I began my first shift as an assistant healer without much instruction. Madame Arnata glanced up when I entered her office. “Good, you are here. There is your assignment list.” She pointed to a wooden board the length of my forearm. “Pick out a uniform from that closet there and get to work.”
Before I could pick up the board, Madame Arnata stood. Briskly walking around the end of her desk, she gathered up an armful of boards similar to the one she had indicated I was to take. She shifted the pile to a nearby shelf on her way to the open door.
“Kaitera, the new volunteer is here!” she called out into the hall.
By the time I had retrieved a crisp red overtunic from the closet, Kaitera appeared. She smiled brightly at me. Her deep dimples emphasized her toothy grin. She showed me a room filled with open nooks and hooks for storing cloaks and personal items. As I changed, she chattered away.

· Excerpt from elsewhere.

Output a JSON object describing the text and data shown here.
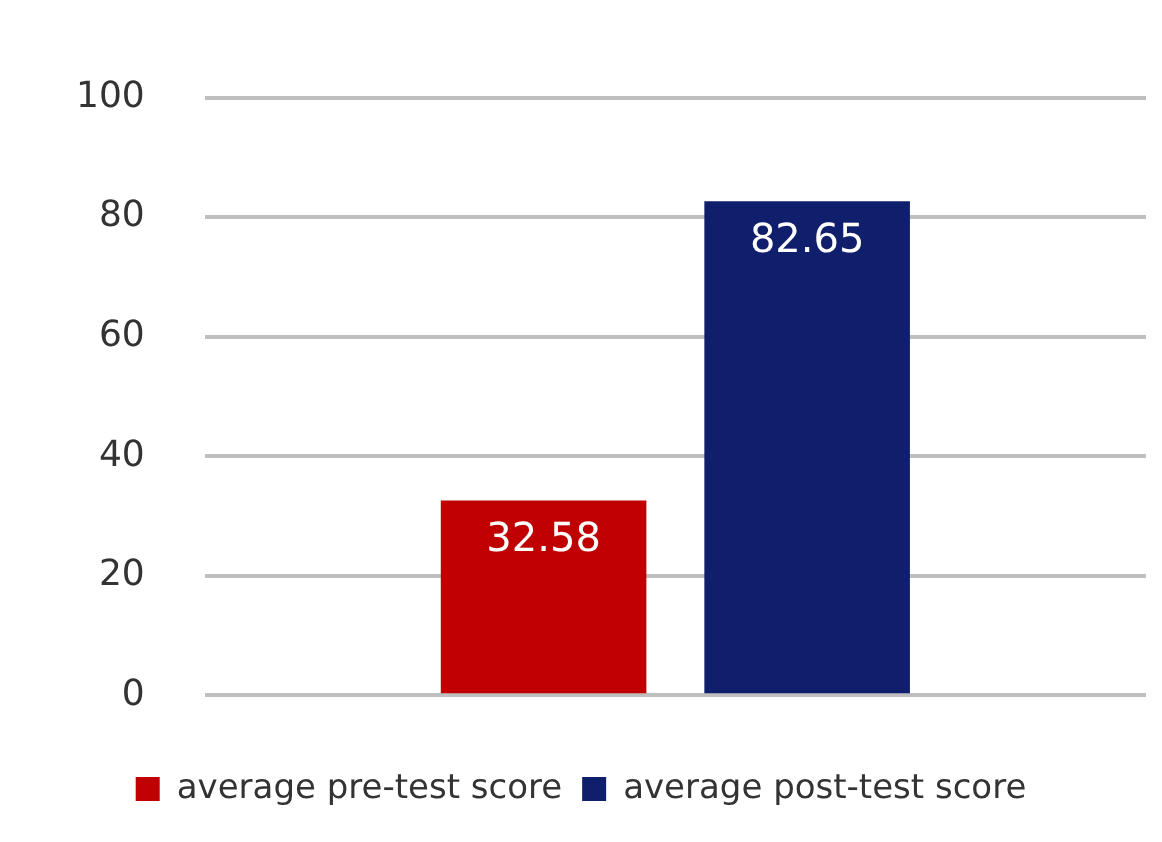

“So you are Defender Ilar? Welcome to the healer’s hall. Madame Arnata said your skills will be well suited for the mind-patient ward. That is a good thing. We need the help. The Elitists kept our beds full, but now with this war, we are bursting with needy patients and lacking in qualified staff. All of our defender-trained healers were called to attend the injured at the front. Since then, we have been unable to help the mind-sick patients.”
Kait, as she insisted I call her, continued to fill me in on exactly how the ward functioned as I pulled my new healer uniform on over my dark blue defender tunic.
“You will probably want to leave that back in your rooms next time.” Kait gestured to where the taller blue collar poked out from beneath the red scooped neck. “Things can get a bit messy, especially when you are first starting out. Madame Arnata believes everyone should start out at the bottom. You will be emptying chamber pots and waste buckets for the first few days. Nothing more humiliating than cleaning up after other people.”
She held the door for me. The corridor echoed with her chatter. Thankfully, her voice was pleasant to the ear. Her verboseness covered up my reticence neatly. However, it made the silence all the more noticeable when she finally left me in the midst of a cavernous room filled with row upon row of silent patients.
Bright with sunlight and airy despite the occupants’ state of health, it still smelled of lime and the stale scent of sickness. I hung my board on the belt around my waist and set to work emptying bodily waste into the provided wheeled bin. The motions soon became a rhythm, something my defender training had taught me to appreciate and exploit.